Следующие двадцать минут он провел, сидя на рельсе, раскачиваясь, словно пьяный, из стороны в сторону, борясь с ознобом и вспоминая странный, не человеку принадлежавший голос, приказавший ему ждать. Дальше он двинулся, только когда дрожь начала наконец проходить, а страшный шепот в его голове – сливаться с тихим свистом поднимающегося туннельного сквозняка.

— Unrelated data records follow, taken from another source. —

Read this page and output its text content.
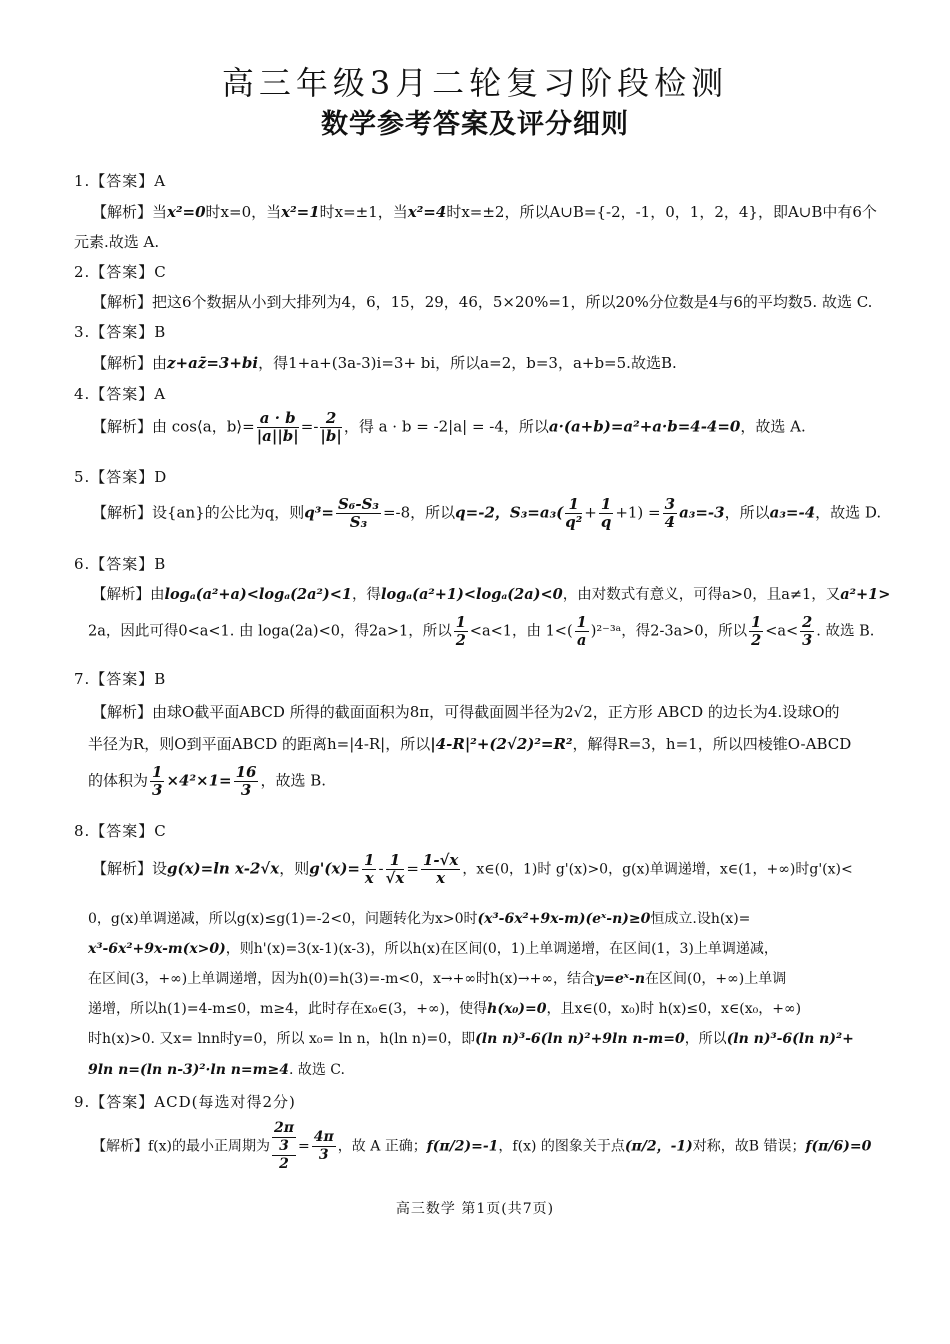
高三年级3月二轮复习阶段检测
数学参考答案及评分细则
1.【答案】A
【解析】当x²=0时x=0，当x²=1时x=±1，当x²=4时x=±2，所以A∪B={-2，-1，0，1，2，4}，即A∪B中有6个
元素.故选 A.
2.【答案】C
【解析】把这6个数据从小到大排列为4，6，15，29，46，5×20%=1，所以20%分位数是4与6的平均数5. 故选 C.
3.【答案】B
【解析】由z+az̄=3+bi，得1+a+(3a-3)i=3+ bi，所以a=2，b=3，a+b=5.故选B.
4.【答案】A
【解析】由 cos⟨a，b⟩= $\frac{a \cdot b}{|a||b|} =- \frac{2}{|b|}$ ，得 a · b = -2|a| = -4，所以a·(a+b)=a²+a·b=4-4=0，故选 A.
5.【答案】D
【解析】设{an}的公比为q，则$q^3= \frac{\text{S₆-S₃}}{\text{S₃}} =-8$，所以q=-2，$S_3=a_3( \frac{1}{\text{q²}} + \frac{1}{q} +1) = \frac{3}{4} a_3=-3$，所以a₃=-4，故选 D.
6.【答案】B
【解析】由logₐ(a²+a)<logₐ(2a²)<1，得logₐ(a²+1)<logₐ(2a)<0，由对数式有意义，可得a>0，且a≠1，又a²+1>
2a，因此可得0<a<1. 由 loga(2a)<0，得2a>1，所以 $\frac{1}{2} <a<1$，由 $1<( \frac{1}{a}$ )²⁻³ᵃ，得2-3a>0，所以 $\frac{1}{2} <a< \frac{2}{3}$ . 故选 B.
7.【答案】B
【解析】由球O截平面ABCD 所得的截面面积为8π，可得截面圆半径为2√2，正方形 ABCD 的边长为4.设球O的
半径为R，则O到平面ABCD 的距离h=|4-R|，所以|4-R|²+(2√2)²=R²，解得R=3，h=1，所以四棱锥O-ABCD
的体积为 $\frac{1}{3} \times 4^2\times 1= \frac{16}{3}$ ，故选 B.
8.【答案】C
【解析】设g(x)=ln x-2√x，则$g'(x)= \frac{1}{x} - \frac{1}{√x} = \frac{1-√x}{x}$ ，x∈(0，1)时 g'(x)>0，g(x)单调递增，x∈(1，+∞)时g'(x)<
0，g(x)单调递减，所以g(x)≤g(1)=-2<0，问题转化为x>0时(x³-6x²+9x-m)(eˣ-n)≥0恒成立.设h(x)=
x³-6x²+9x-m(x>0)，则h'(x)=3(x-1)(x-3)，所以h(x)在区间(0，1)上单调递增，在区间(1，3)上单调递减，
在区间(3，+∞)上单调递增，因为h(0)=h(3)=-m<0，x→+∞时h(x)→+∞，结合y=eˣ-n在区间(0，+∞)上单调
递增，所以h(1)=4-m≤0，m≥4，此时存在x₀∈(3，+∞)，使得h(x₀)=0，且x∈(0，x₀)时 h(x)≤0，x∈(x₀，+∞)
时h(x)>0. 又x= lnn时y=0，所以 x₀= ln n，h(ln n)=0，即(ln n)³-6(ln n)²+9ln n-m=0，所以(ln n)³-6(ln n)²+
9ln n=(ln n-3)²·ln n=m≥4. 故选 C.
9.【答案】ACD(每选对得2分)
【解析】f(x)的最小正周期为
2π
3
2
= $\frac{4\pi}{3}$ ，故 A 正确；f(π/2)=-1，f(x) 的图象关于点(π/2，-1)对称，故B 错误；f(π/6)=0
高三数学 第1页(共7页)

Все оставшееся время он просто шагал вперед, стараясь ни о чем не думать, спотыкаясь иногда о лежащие на полу кабели, но это было самым страшным, что с ним случилось. Времени прошло, как ему показалось, немного, хотя он и не мог сказать, сколько, потому что в темноте минуты слиплись. А затем он увидел в конце туннеля свет.
Боровицкая.
Полис.
И тут же со станции послышался грубый окрик, грянули выстрелы, и Артем, отпрянув назад, спрятался в углублении в стене. Издалека неслись протяжные стоны раненых, брань, потом еще раз, усиленный туннелем, долетел грохот автоматной очереди.
Жди…
Из своего укрытия Артем отважился показаться только через четверть часа после того, как все стихло. Подняв вверх руки, он медленно пошел на свет.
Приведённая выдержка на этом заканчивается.